January 17 - February 20
Opening Reception: Saturday, January 17, 4 - 6- pm
This event is FREE and open to the public.

Throughout his long career Bruno LaVerdiere has been inspired by historic architectural spaces, places and monuments. In recent years he has focused on the simple shape of a house, recreating this modest form in a variety of media, including clay and encaustic paintings. Bruno says: “For the past thirty years or so my ideas come from historic sites such as monuments, temples, and shrines. They are generally architectural in nature. Working from these structures or their accessories, I created work that is minimal in nature, and evokes a meditative response from the viewer. It does not have religious intent, but evolves from a hidden ritual that is surrounded by the sense that it is holy or sacred… What stayed with me the most was the house form, the home; the universal shape. All over the world people recognize it immediately. It’s just a little pointy structure, which was meant for many purposes in history I suppose: homes, barns, storage places, temples, churches, etc. Those became my work... I’ve been working with it for ten years now. And I can’t let go of it.”

Julian LaVerdiere
makes magical, edgy objects that instantly grab attention yet abound in subtexts, exploring where history, science, and commerce commingle with art.  Julian says: “As I grew up, I recognized that my primary references had been gathered from the cinema and television. My judgment was shaped by The Day After, Dr. Strangelove, Road Warrior, Blade Runner, and Carl Sagan’s Cosmos… The mad scientist was the anti-hero I modeled myself after. I am still fascinated by those types of infamous characters and was completely seduced and spellbound by the movie magic of big-budget, special effects films... I have modeled myself as a fusion of novice mad scientist/historian and absent-hearted inventor, where on one hand I’m trying to catalogue the strategies and techniques of seduction and control, and on the other, I’m examining the way in which we as consumers exhibit a willing suspension of disbelief and manifest historical fictions to grant our own peace of mind.”

Bruno LaVerdiere
studied at the Art Students League from 1965 to 1967.  He was a monk and resident artist at St. Martin's Abbey in Washington State from 1955 to 1969. Bruno has taught at Rochester Institute of Technology, Pennsylvania State University, Ohio State University, New York University, Greenwhich House Pottery, Claremont Graduate Schools, and the University of Gorgia in Catona Italy, and locally at SUNY Adirondack and Skidmore College. His work is in many private and public collections, including the American Craft Museum, NYC, Columbus Museum of Art, Everson Museum of Art, and the J. Patrick Lannan Foundation. In both 1976 and 1990 he received Artist's Fellowships from the National Endowment for the Arts, and an Individual Artist's Fellowship from the New York Foundation for the Arts in 1987.  He lives and works on Hadley, NY.

Julian LaVerdiere
earned his BFA in 1993 from The Cooper Union for the advancement of Science and Art and his MFA from the Graduate School of Art, Yale University in 1995. In 1996 he founded a production design company, Julian LaVerdiere Design Ltd, to conceive and engineer elaborate environments, sets, and special effects for print advertising, public events, commercial television, and feature films. His work has been exhibited in galleries and museums including The Tang Museum, Deitch Projects, Lehmann Maupin Gallery, MOCA Miami, MOCA Cleveland, PSI/MOMA, the United Nations, and the Library of Congress. In September 2001, LaVerdiere and Paul Myoda collaborated, along with a team of architects and public art organizations including Creative Time and the Municipal Arts Society, to create Tribute in Light, a light memorial for the victims of the World Trade Center collapse. Tribute in Light has since become an annual installation.
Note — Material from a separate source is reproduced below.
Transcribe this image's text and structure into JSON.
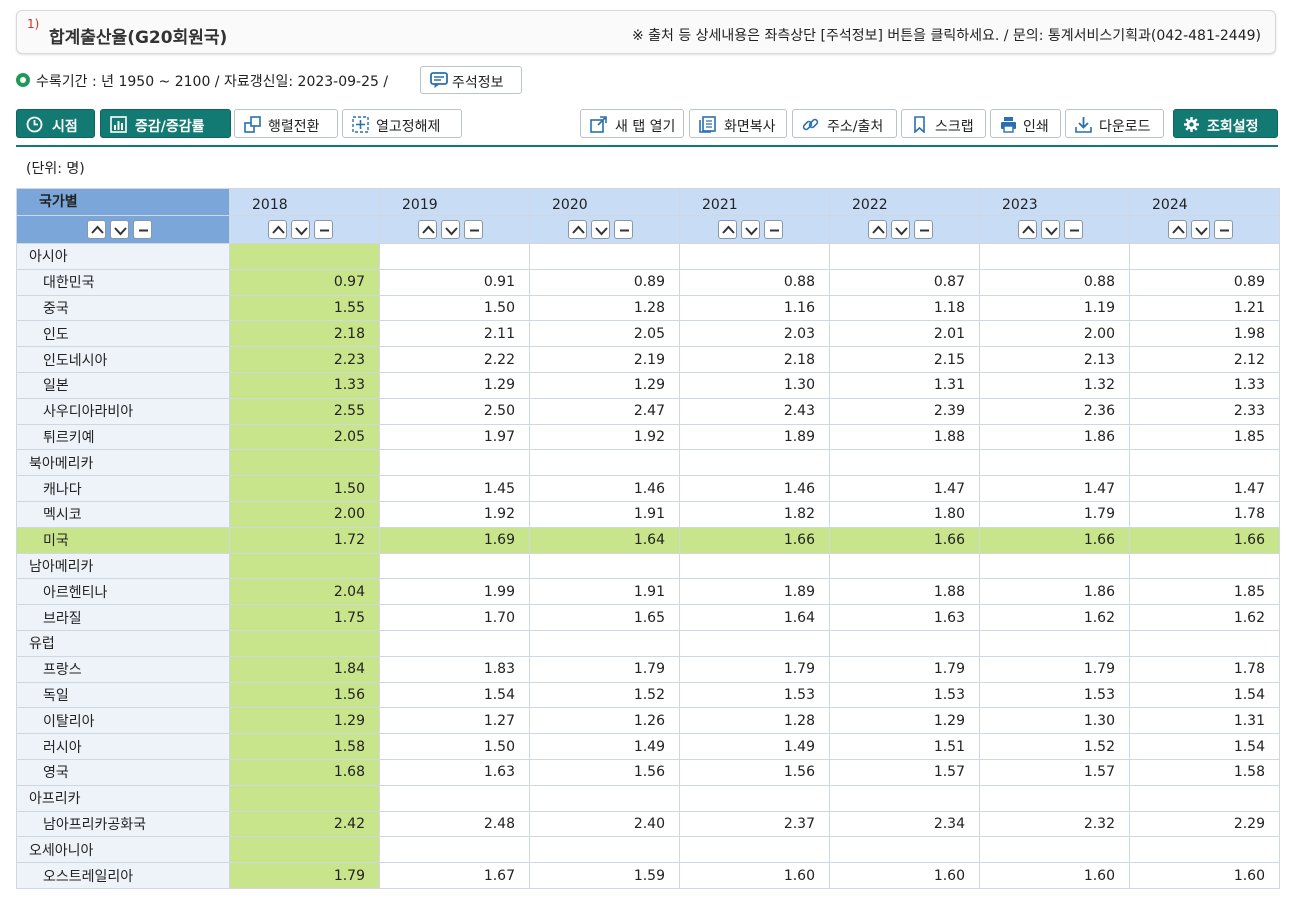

This exhibition is funded in part by The Sherwood Group and the New York State Council on the Arts, a state agency. The Courthouse Gallery hours during exhibitions are Tuesday through Friday 12 – 5 pm, Saturday 12 – 4 pm, and all other times by appointment. The Courthouse Gallery is located at the side entrance of the Old County Courthouse, corner of Canada and Lower Amherst Streets, Lake George, NY.